Essas duas obras de algum modo as­si­nalam o tempo cro­no­ló­gico das ou­tras obras ex­postas.

As cu­ra­doras desta ex­po­sição co­lec­tiva, Ana Vas­con­celos e Pa­trícia Rosas, fi­zeram uma se­lecção cri­te­riosa e bem re­pre­sen­ta­tiva dessa época, re­cu­pe­rando Fá­tima Vaz, uma ar­tista que morreu cedo e, na al­tura, não teve o re­co­nhe­ci­mento que lhe era de­vido; Ruy Leitão, tra­gi­ca­mente de­sa­pa­re­cido quando o fu­turo lhe abria as portas; Maria José Aguiar que tem uma ex­tensa obra mas que se re­meteu vo­lun­ta­ri­a­mente ao si­lêncio; uma quase es­que­cida Luísa Cor­reia Pe­reira; Te­resa Ma­ga­lhães com pin­turas iné­ditas no­tá­veis.

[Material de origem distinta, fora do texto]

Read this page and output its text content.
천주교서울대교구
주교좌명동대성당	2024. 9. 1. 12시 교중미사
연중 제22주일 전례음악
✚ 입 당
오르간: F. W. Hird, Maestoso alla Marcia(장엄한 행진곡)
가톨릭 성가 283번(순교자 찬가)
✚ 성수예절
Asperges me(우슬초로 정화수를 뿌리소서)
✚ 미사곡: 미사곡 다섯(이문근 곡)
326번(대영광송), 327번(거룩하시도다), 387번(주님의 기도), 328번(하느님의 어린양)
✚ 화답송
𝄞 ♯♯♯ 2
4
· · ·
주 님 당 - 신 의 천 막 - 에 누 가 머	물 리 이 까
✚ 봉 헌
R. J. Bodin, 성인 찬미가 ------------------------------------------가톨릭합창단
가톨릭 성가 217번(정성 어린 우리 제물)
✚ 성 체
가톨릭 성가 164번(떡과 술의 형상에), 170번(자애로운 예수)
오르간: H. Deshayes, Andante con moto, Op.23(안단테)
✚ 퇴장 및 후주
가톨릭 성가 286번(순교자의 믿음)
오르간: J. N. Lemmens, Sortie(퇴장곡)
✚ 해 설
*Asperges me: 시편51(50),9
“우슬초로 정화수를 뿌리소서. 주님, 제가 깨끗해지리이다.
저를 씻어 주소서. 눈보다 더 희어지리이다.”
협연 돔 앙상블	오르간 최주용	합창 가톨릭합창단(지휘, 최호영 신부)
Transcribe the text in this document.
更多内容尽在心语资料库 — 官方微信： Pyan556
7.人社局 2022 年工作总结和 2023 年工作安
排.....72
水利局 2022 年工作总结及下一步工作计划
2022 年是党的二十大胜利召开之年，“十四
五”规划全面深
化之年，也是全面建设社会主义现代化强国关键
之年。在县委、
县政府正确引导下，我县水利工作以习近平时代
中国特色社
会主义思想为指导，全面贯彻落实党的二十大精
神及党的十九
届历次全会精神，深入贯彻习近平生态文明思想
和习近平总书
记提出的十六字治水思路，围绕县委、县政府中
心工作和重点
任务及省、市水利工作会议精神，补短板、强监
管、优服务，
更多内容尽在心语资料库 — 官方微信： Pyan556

Há ainda obras des­co­nhe­cidas de João Cu­ti­leiro e José Gui­ma­rães, com tra­ba­lhos em que uti­li­zaram os re­cursos vi­suais da pop para os res­ga­tarem do seu pendor con­su­mista e su­per­fi­cial com poé­ticas sur­re­a­listas e um traço grosso de cons­ci­ência so­cial, que é a tó­nica que per­corre toda a ex­po­sição ilus­trada com fo­to­gra­fias, do­cu­mentos, mú­sicas e ima­gens dos ar­quivos da RTP desses anos, o das mini-saias e do ié-ié dos Be­a­tles que ir­rom­piam num Por­tugal bo­lo­rento.

Fazer des­vios

Dizem as cu­ra­doras que «os ar­tistas por­tu­gueses per­cebem muito bem o que está em causa na pop, e cri­ticam-na, trans­cendem-na. É a ca­pa­ci­dade das pe­ri­fe­rias para fa­zerem des­vios».É isso que fica su­bli­nhado nas duzentas e quinze obras, das quais cerca de vinte iné­ditas. Isso e como bem es­cla­rece Pe­ne­lope Curtis no texto do ca­tá­logo, a di­fe­rença entre os ar­tistas pós-pop em In­gla­terra, que as­su­miam uma feição mais li­geira, en­quanto em Por­tugal «esta se­gunda vaga da pop foi mar­cada por um ca­rácter in­tros­pe­tivo, mas também pela emer­gência de uma lin­guagem mais con­tun­dente, ade­quada à crí­tica vi­sual feita a um re­gime opres­sivo». O que acaba por gerar uni­dade na enorme plu­ra­li­dade e di­ver­si­dade das obras aqui apre­sen­tadas de, entre ou­tros além dos já re­fe­ridos, Pa­lolo, Menez, Edu­ardo Ba­tarda, Ma­nuel Bap­tista, Lurdes Castro, Sérgio Pombo. Uma ge­ração de ar­tistas por­tu­gueses que, à se­me­lhança dos ar­tistas das ge­ra­ções an­te­ri­ores, es­ca­pavam e ilu­diam a me­di­o­cri­dade que se vivia em Por­tugal, var­riam o pó que chovia pe­sada e per­sis­ten­te­mente no País com os ventos lon­drinos, quando Lon­dres se tinha tor­nado o centro ir­ra­di­ante das artes vi­suais na Eu­ropa, ocu­pando o lugar an­te­ri­or­mente ocu­pado por uma Paris que se tinha es­go­tado.

Uma ex­po­sição para ir ver até 10 de Se­tembro.